Enterprise content strategy is more than getting the right content to the right user at the right time. It's elevated to making content meaningful and engaging, aligning with business objectives, relies on performance, increases profits, decreases costs, and please employees and customers. It positions content as a business asset worthy of governance.
In short, enterprise content strategy is a commitment to position all organizational content for success so it can grow every consumer relationship with the brand.
There are lots of excuses to not adopt an enterprise content strategy. Not enough resources can be solved via outside consultants. No money can be resolved by pointing out potential ROI. Entropy can be countered by pointing at competitors. Not seeing problems often means issues aren't being communicated. "More important things" can be countered with the fact that a better content experience is a better user experience, which brings in more business.
A good content strategy is like a swan on a lake.
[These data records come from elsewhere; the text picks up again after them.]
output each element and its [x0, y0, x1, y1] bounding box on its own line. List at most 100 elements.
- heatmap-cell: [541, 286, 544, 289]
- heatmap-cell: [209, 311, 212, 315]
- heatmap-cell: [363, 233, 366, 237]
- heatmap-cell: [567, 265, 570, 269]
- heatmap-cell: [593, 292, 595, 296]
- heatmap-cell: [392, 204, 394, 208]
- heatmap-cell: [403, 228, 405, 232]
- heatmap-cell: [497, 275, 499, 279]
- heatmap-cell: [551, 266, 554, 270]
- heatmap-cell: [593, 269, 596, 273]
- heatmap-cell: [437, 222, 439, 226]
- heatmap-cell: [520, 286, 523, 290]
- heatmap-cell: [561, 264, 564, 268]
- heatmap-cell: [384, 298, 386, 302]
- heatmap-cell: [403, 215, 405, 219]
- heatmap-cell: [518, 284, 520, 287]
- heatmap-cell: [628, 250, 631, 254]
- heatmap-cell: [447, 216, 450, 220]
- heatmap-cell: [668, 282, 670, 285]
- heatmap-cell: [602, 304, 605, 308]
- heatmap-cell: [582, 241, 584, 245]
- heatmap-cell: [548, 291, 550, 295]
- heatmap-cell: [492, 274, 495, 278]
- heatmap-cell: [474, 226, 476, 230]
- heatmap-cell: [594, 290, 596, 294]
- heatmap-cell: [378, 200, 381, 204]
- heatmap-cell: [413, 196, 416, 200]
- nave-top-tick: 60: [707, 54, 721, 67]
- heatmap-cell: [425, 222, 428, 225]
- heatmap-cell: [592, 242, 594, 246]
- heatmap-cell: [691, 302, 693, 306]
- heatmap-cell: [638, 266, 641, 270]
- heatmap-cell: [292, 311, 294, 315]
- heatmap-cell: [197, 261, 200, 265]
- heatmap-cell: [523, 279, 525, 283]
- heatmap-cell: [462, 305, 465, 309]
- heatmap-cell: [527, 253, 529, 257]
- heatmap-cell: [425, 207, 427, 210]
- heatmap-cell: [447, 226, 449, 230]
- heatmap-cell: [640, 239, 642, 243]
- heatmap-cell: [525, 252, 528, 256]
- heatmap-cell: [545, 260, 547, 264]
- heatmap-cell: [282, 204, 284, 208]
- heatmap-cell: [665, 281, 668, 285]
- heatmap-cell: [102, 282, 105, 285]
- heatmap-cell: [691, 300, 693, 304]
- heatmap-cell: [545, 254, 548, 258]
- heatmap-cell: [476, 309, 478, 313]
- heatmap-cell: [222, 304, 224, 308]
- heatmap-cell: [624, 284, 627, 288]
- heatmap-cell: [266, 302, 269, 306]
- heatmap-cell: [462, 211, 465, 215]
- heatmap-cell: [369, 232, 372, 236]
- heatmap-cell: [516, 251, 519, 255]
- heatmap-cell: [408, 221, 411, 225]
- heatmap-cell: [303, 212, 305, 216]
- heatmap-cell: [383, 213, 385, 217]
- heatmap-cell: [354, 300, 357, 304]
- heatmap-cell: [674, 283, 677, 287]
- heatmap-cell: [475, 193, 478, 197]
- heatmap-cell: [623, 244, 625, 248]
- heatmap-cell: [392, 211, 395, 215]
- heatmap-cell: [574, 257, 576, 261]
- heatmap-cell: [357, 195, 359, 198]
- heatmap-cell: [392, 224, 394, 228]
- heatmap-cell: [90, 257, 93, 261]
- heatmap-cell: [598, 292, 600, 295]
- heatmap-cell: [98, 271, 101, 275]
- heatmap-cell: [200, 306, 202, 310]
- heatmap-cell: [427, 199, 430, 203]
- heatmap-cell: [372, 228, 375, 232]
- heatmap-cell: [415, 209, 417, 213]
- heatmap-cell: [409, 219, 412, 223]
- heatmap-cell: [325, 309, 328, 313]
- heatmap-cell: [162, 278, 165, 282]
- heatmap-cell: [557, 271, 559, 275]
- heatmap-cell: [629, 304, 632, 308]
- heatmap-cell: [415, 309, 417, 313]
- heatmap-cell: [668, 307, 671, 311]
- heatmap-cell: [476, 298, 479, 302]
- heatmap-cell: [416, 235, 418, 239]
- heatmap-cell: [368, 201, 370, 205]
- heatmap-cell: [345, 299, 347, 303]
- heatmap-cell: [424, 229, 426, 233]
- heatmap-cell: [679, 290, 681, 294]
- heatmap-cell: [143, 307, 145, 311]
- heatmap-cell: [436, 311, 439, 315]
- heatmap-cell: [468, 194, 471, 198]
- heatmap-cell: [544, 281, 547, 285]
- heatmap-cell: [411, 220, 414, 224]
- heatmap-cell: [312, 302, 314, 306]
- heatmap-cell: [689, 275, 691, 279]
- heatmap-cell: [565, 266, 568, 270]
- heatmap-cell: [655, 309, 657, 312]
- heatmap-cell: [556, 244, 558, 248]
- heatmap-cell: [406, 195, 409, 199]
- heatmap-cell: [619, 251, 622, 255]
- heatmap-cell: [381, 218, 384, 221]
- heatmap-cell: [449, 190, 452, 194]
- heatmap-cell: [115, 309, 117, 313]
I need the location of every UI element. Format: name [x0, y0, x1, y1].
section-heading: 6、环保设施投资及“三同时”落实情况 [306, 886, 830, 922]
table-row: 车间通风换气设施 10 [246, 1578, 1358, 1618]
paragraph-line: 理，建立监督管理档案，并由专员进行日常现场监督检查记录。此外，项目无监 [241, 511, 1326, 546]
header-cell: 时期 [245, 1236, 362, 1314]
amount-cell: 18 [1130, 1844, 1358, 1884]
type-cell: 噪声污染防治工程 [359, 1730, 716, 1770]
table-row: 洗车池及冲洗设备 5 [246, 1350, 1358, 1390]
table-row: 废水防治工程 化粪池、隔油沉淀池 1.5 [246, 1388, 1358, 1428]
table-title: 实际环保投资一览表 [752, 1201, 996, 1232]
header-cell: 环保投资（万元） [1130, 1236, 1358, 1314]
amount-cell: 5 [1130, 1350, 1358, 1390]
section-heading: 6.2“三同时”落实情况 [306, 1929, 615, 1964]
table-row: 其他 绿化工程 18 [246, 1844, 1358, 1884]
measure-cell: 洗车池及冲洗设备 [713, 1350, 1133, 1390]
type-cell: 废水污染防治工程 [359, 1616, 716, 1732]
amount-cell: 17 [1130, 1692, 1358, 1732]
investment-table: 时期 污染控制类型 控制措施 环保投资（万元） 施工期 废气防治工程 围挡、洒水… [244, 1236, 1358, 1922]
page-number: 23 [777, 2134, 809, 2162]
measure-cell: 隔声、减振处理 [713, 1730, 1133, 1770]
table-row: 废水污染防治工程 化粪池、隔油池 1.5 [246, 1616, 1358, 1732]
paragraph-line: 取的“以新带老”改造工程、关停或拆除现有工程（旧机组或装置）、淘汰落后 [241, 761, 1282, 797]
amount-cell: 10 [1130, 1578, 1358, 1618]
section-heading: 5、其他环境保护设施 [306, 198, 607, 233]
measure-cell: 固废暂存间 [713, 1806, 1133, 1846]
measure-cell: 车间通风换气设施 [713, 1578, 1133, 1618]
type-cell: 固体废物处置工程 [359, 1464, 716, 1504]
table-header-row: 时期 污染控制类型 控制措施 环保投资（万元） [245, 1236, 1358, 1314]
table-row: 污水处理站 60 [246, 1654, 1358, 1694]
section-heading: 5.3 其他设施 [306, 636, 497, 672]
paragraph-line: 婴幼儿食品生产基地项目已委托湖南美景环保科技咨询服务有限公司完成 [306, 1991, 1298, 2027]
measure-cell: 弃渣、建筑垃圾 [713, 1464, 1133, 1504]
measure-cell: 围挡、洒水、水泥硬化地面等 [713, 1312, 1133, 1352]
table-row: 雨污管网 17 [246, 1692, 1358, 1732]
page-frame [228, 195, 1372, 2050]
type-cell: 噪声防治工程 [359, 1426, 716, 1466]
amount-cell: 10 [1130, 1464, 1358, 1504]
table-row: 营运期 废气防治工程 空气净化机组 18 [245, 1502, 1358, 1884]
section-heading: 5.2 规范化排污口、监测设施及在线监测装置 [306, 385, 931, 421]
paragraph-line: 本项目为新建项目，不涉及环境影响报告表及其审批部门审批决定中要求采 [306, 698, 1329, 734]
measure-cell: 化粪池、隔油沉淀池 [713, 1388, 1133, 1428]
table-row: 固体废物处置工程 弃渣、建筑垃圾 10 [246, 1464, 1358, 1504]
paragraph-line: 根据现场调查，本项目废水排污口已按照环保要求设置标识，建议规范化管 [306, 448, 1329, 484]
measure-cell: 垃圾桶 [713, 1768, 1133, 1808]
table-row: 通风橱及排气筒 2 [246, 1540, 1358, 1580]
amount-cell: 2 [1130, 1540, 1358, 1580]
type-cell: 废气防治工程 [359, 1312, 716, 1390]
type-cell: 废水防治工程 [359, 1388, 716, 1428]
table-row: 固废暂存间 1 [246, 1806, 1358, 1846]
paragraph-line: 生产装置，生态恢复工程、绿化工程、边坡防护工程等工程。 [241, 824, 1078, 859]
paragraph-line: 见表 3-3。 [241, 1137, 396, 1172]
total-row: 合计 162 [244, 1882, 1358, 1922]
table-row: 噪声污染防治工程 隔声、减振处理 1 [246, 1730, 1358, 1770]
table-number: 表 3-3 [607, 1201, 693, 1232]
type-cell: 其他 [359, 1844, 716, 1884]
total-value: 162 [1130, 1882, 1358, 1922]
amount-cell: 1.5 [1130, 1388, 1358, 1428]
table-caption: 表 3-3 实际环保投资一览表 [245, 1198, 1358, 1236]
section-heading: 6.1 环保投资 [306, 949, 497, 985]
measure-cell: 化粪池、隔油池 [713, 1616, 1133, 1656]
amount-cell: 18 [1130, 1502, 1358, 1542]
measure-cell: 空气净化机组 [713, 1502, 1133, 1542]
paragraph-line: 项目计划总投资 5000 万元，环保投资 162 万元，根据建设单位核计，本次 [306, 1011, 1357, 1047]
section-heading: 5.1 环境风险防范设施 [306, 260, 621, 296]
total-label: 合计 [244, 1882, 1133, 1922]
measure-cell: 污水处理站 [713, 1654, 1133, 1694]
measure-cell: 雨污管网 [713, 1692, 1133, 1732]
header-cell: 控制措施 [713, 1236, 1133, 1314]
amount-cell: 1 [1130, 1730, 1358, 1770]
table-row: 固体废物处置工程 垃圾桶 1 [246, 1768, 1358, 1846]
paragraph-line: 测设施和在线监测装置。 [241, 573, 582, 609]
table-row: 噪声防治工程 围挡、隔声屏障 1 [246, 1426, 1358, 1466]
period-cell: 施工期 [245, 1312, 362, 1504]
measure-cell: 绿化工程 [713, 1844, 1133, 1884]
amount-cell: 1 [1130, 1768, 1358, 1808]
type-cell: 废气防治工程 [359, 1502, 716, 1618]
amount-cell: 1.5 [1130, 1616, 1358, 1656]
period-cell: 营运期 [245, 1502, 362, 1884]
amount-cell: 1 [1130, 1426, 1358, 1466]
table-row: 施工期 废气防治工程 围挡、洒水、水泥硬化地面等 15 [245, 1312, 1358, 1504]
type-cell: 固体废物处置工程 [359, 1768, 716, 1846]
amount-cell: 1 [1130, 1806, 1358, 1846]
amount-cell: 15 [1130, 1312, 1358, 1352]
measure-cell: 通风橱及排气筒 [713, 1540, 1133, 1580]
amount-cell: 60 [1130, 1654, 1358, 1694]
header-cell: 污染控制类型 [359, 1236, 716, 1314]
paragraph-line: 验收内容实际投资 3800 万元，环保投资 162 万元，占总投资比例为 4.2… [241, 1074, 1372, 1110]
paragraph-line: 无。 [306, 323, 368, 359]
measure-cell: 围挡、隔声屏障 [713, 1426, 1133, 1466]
It may look smooth, but you don’t see all the work going on underneath, behind the scenes.
As Dawn Stevens explained in her morning workshop, first, you have to know about the content you have. Some things may not be relatively apparent. Content over the years could have been developed on a variety of platforms and stored in many different places.
Content types make the world go 'round. The introduce consistency across the organization. Content types should describe the intent of the information. They insure you meet audience needs, inform content requirements, and enable creation of reusable content.
Content types are not a format.
Define your content types before you select a tool vendor. Why? If you don't, vendors will try to push their pre-defined content types on you.
A competitive audit investigates what cool things your competitors are doing. You should have 3-5 direct competitors, no more, and one outlier. Define what aspects of content you want to review, such as what's provided for product releases, their technical documentation, and their marketing content. The outlier shouldn't be in your industry, but doing interesting things.
Your content strategy should be based on our stakeholder interviews, your content inventory, and your competitive audit. It should emphasize practicality, focus on corporate strategy initiatives. implement a few shorter-term objectives, identify a performance strategy, create a governance structure, and identify immediate next steps.
Governance is enabled by people, tools and well-defined processes. Requires executive support. If you don't get it, you'll find yourself eventually back where you started. Executives set the tone. Then also need cross-organizational involvement and commitment.
The point is not to make things more bureaucratic. The point is to keep everyone in the loop for major decisions.